Second, we cannot rule out the possibility that some women with symptoms of preterm labor may have been prescribed psychotropic medications to manage anxiety around the pregnancy. Results from our sensitivity analyses, however, suggest that concerns about “reverse causality” or confounding by indication of use of medications25–26 do not fully explain our observations. Our sensitivity analyses suggest that findings are robust and associations were found both among women who started medications more than four weeks before delivery (Figure 1), as well as among women who started using BZD in first trimester of pregnancy. Third, although we had detailed information about medication use, we cannot be certain that women receiving prescriptions during pregnancy actually took the medications as prescribed; nor can we estimate risk of preterm delivery and other adverse outcomes in relation to dosages and the exact duration of use of medications during pregnancy. Fourth, inferences from many of our analyses are hindered by our relatively small sample size.
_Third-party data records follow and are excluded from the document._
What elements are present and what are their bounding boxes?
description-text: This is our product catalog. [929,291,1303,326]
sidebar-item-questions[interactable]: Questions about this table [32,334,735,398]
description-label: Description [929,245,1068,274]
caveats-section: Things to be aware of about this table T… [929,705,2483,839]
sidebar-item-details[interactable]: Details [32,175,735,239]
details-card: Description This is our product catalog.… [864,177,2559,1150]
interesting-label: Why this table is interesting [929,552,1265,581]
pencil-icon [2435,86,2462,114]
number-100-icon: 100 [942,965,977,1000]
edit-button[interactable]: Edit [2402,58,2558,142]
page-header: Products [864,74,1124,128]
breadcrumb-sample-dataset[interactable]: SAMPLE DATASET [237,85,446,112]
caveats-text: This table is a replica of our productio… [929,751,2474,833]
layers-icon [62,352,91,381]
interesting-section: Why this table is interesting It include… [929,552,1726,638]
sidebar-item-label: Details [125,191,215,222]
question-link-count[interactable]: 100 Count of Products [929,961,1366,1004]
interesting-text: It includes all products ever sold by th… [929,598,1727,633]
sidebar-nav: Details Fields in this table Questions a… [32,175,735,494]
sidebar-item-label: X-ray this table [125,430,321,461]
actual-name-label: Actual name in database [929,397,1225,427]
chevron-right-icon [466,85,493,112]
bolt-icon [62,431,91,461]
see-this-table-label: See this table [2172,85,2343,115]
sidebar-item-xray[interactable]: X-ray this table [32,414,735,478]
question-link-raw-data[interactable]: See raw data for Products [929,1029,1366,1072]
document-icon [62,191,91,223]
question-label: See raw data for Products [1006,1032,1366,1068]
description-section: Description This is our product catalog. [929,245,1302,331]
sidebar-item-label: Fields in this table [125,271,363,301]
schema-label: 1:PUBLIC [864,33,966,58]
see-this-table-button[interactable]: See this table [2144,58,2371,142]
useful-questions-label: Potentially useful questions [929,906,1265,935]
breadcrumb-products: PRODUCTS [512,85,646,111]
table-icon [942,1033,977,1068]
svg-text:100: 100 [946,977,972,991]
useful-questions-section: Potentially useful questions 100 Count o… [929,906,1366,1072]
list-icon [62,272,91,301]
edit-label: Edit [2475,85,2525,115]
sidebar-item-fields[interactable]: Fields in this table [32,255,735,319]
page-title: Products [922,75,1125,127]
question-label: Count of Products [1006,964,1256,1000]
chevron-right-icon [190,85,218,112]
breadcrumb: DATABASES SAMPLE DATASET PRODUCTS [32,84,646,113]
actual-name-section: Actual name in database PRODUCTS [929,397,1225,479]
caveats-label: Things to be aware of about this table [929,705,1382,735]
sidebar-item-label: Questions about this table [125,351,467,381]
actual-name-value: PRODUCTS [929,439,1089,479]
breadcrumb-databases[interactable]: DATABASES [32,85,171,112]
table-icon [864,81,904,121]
Much larger prospective studies are needed to disentangle the independent effect of specific psychiatric diagnoses and medications used (including dose and timing of use) on risk of adverse perinatal outcome. Lastly, although we adjusted for multiple confounding factors, as with all observational studies, we cannot exclude the possibility of some residual confounding from unmeasured factors such as maternal illicit drug use.
In view of the strong association between BZD and adverse outcomes of pregnancy, as well as the suggested associations of Venlafaxine and SSRIs, there is a pressing need to pursue with large well-conducted cohort studies to confirm our results. Finding from additional studies are needed to provide data for decision making on treatment during pregnancies and to promote knowledge on the possible mechanisms in which psychotropic drugs affect perinatal outcomes.